Global securities watchdog IOSCO said it had identified “some vulnerabilities in the leveraged loan and collateralized loan obligation markets which may be exacerbated by the behavior of certain participants and market practices.”

Its proposed “good practice” seeks to address issues such as “covenant-lite” – or loans that do not contain safeguards such at restrictions on the borrower’s ability to transfer collateral beyond the reach of lenders, IOSCO said in a statement.

Covenant-lite loans now make up 90% of the leveraged loan market, up from just 1% in 2000, IOSCO said in a public consultation paper on its proposed new guidance.

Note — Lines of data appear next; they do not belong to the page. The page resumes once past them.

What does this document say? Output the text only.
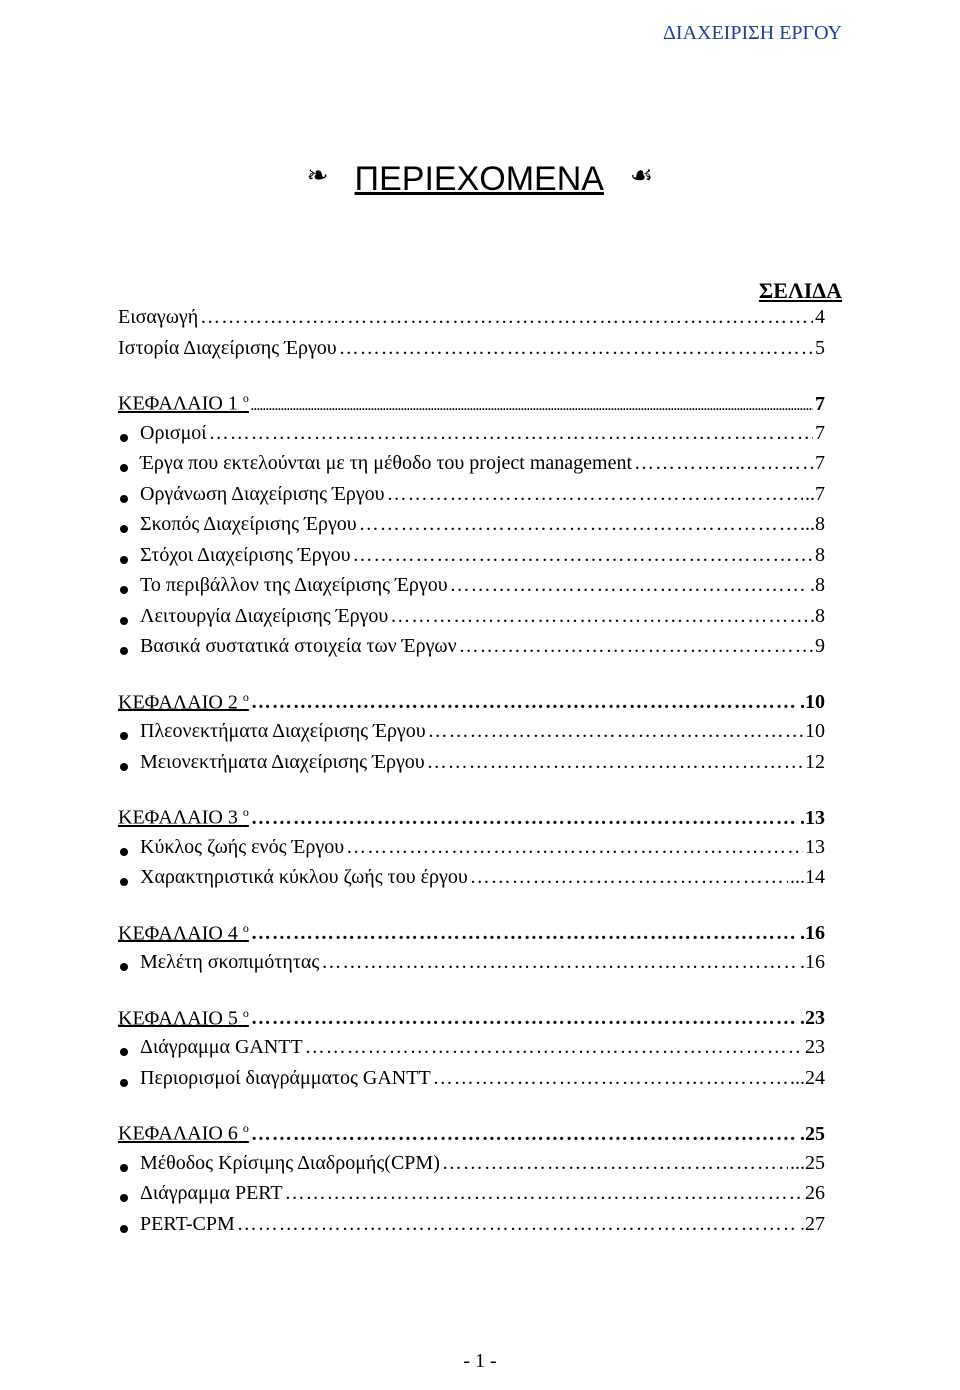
ΔΙΑΧΕΙΡΙΣΗ ΕΡΓΟΥ
❧ ΠΕΡΙΕΧΟΜΕΝΑ ☙
ΣΕΛΙΔΑ
Εισαγωγή ……………………………………………………………………………………………………………………………………	4
Ιστορία Διαχείρισης Έργου ……………………………………………………………………………………………………………………………………	5
ΚΕΦΑΛΑΙΟ 1 $^o$ .....	7
Ορισμοί ……………………………………………………………………………………………………………………………………	7
Έργα που εκτελούνται με τη μέθοδο του project management ……………………………………………………………………………………………………………………………………	7
Οργάνωση Διαχείρισης Έργου ……………………………………………………………………………………………………………………………………	..7
Σκοπός Διαχείρισης Έργου ……………………………………………………………………………………………………………………………………	...8
Στόχοι Διαχείρισης Έργου ……………………………………………………………………………………………………………………………………	8
Το περιβάλλον της Διαχείρισης Έργου ……………………………………………………………………………………………………………………………………	.8
Λειτουργία Διαχείρισης Έργου ……………………………………………………………………………………………………………………………………	.8
Βασικά συστατικά στοιχεία των Έργων ……………………………………………………………………………………………………………………………………	9
ΚΕΦΑΛΑΙΟ 2 $^o$ …………………………………………………………………………………………………………………………	.10
Πλεονεκτήματα Διαχείρισης Έργου ……………………………………………………………………………………………………………………………………	10
Μειονεκτήματα Διαχείρισης Έργου ……………………………………………………………………………………………………………………………………	12
ΚΕΦΑΛΑΙΟ 3 $^o$ …………………………………………………………………………………………………………………………	.13
Κύκλος ζωής ενός Έργου ……………………………………………………………………………………………………………………………………	13
Χαρακτηριστικά κύκλου ζωής του έργου ……………………………………………………………………………………………………………………………………	...14
ΚΕΦΑΛΑΙΟ 4 $^o$ …………………………………………………………………………………………………………………………	.16
Μελέτη σκοπιμότητας ……………………………………………………………………………………………………………………………………	.16
ΚΕΦΑΛΑΙΟ 5 $^o$ …………………………………………………………………………………………………………………………	.23
Διάγραμμα GANTT ……………………………………………………………………………………………………………………………………	23
Περιορισμοί διαγράμματος GANTT ……………………………………………………………………………………………………………………………………	...24
ΚΕΦΑΛΑΙΟ 6 $^o$ …………………………………………………………………………………………………………………………	.25
Μέθοδος Κρίσιμης Διαδρομής(CPM) ……………………………………………………………………………………………………………………………………	...25
Διάγραμμα PERT ……………………………………………………………………………………………………………………………………	26
PERT-CPM ……………………………………………………………………………………………………………………………………	.27
- 1 -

Another issue is overly-aggressive adjustments to earnings before interest, taxes, depreciation and amortisation (EBITDA) of a company borrowing money, IOSCO said.

“Alongside looser covenants, there is evidence that headline debt-to-EBITDA may be understated,” it said.

Investors have long worried that the EBITDA used, boosted by “add backs”, may not be achievable, and that it masks the true amount of leverage.

“EBITDA adjustments based on future synergies, earnings and asset disposals should be made on a reasonable basis and borrowers are encouraged to provide clear justifications of these adjustments to investors,” the proposed guidance says.

There is also a lack of transparency in the private finance market, which has experienced rapid growth, with private market assets under management reaching $12.8 trillion in June 2022, IOSCO said in a separate report.

U.S. companies have raised more money in private markets than in public markets in each year since 2009, it added.

“While the inherent opacity in private finance provides investors with some insulation from the transparency costs faced in public markets, it could also jeopardize availability of information that regulators and investors require to effectively assess risks,” IOSCO said.

But any attempts to increase transparency would need to carefully balance the increased costs to market participants, with the benefits to the financial system more broadly, it added.